L'adénome à prolactine lorsqu'il
s'agit d'un microadénome (inférieur à 10 mm de diamètre) n'est
plus une contre-indication absolue à la contraception estroprogestative. En
effet, les estroprogestatifs peuvent être administrés sous réserve
d'une mesure du taux de prolactine à 1 mois et à 2 mois pour voir s'il
existe une augmentation du taux de prolactine sous estrogènes. Par contre,
en cas de macroadénome, une contraception estroprogestative est contreindiquée.

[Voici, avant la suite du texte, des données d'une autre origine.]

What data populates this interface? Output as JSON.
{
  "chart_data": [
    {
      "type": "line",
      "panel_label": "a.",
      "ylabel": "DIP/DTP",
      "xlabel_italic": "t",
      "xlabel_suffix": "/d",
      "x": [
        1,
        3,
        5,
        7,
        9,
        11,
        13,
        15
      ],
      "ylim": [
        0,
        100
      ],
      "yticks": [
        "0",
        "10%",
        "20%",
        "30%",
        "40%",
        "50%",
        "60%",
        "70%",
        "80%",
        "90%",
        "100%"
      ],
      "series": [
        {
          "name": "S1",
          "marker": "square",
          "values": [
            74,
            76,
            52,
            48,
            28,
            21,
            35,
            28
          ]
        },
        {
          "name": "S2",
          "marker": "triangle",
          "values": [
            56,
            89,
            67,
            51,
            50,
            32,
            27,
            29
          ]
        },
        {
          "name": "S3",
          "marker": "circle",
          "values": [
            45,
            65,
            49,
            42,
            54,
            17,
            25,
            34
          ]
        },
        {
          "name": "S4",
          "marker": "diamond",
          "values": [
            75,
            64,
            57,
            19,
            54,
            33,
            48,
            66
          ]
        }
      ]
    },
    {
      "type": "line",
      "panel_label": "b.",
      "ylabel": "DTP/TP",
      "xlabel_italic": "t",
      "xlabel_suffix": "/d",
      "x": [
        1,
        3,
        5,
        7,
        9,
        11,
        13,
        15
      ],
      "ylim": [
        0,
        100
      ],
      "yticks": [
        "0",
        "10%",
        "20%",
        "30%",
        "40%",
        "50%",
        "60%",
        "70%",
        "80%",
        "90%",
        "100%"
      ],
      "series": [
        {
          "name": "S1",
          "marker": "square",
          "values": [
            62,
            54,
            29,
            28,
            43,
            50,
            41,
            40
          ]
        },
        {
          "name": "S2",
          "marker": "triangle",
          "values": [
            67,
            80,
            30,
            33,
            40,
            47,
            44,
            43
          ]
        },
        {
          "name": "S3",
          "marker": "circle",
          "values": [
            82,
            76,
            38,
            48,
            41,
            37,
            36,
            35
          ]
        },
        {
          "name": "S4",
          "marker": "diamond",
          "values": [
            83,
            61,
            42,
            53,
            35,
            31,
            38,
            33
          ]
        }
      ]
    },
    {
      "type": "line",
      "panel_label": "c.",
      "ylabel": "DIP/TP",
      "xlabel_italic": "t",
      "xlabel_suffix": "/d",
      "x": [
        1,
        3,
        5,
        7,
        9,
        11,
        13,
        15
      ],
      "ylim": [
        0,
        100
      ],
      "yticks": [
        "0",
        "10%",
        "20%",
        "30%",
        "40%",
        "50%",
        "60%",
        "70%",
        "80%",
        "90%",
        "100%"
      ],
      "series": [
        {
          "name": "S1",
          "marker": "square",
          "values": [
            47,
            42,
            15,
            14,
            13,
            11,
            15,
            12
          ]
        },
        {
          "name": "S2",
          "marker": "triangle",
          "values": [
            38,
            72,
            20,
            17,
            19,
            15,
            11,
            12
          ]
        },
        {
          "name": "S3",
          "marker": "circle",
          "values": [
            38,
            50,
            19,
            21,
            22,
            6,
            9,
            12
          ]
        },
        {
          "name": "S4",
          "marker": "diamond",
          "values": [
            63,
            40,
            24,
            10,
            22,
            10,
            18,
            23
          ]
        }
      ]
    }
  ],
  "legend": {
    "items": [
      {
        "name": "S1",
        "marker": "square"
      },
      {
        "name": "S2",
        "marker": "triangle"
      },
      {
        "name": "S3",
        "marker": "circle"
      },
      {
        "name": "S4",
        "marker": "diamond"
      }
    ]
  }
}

Le tabagisme constitue un facteur de
risque majeur d'accident coronarien ou d'accident vasculaire chez les femmes sous
estroprogestatifs. Des études épidémiologiques ont évalué
que chez les femmes qui fument plus de 25 cigarettes par jour, le risque d'infarctus
du myocarde est multiplié par 30. Ce risque est particulièrement élevé
après l'âge de 35 ans.
La coronaropathie ou l'hypertension
sévère est une contre-indication aux estro-progestatifs.
Il est nécessaire d'être
vigilant vis-à-vis du nombre de facteur de risque cardiovasculaire chez
une patiente chez qui une contraception doit être prescrite.
Que prescrire ?
En cas de contre-indication des estrogènes,
les pilules faiblement dosées en estrogènes ne doivent pas être préférées
aux pilules plus fortement dosées. En effet, les risques de phlébite sont
de 20/100 000 années femme sous EP de deuxième génération de
30/100 000 années femme sous EP de troisième génération. Le
risque d'IDM est comparable.
Dans les cas de contre-indication aux
estrogènes, la contraception progestative pure peut être prescrite. Il
est nécessaire de distinguer les microprogestatifs des macroprogestatifs. Ces
derniers même s'ils sont largement utilisés, n'ont pas d'AMM pour la contraception.
Leur retentissement au long cours reste encore mal évalué. Les microprogestatifs
nécessitent une prise régulière quotidienne. Leur inconvénient
essentiel est la survenue de spottings. La compréhension des mécanismes
de saignement devrait permettre des améliorations dans la tolérance de
ce type de traitement.
Une autre solution en cas de contraception
difficile réside dans la contraception mécanique, en particulier par le
stérilet contenant de la progestérone.
Il ne faut pas oublier en cas de rapports
peu fréquents, la contraception du lendemain à base de progestatif, sans
estrogènes.
En cas de problèmes de compliance,
il est souhaitable de proposer une contraception à longue durée d'action.
Si les injections intramusculaires doivent être réservées aux femmes
présentant des troubles psychiatriques, les stérilets ou les implants
doivent être proposés chez les femmes ne souhaitant prendre des comprimés
de manière quotidienne.
Au total, environ 10 % des femmes présentent
des contre-indications aux estroprogestatifs. Dans ces cas, les progestatifs purs
peuvent être utilisés. Dans les années qui viennent, l'utilisation
de modulateurs de la progestérone pourra être envisagée. Les premiers
essais semblent très prometteurs. 362 S.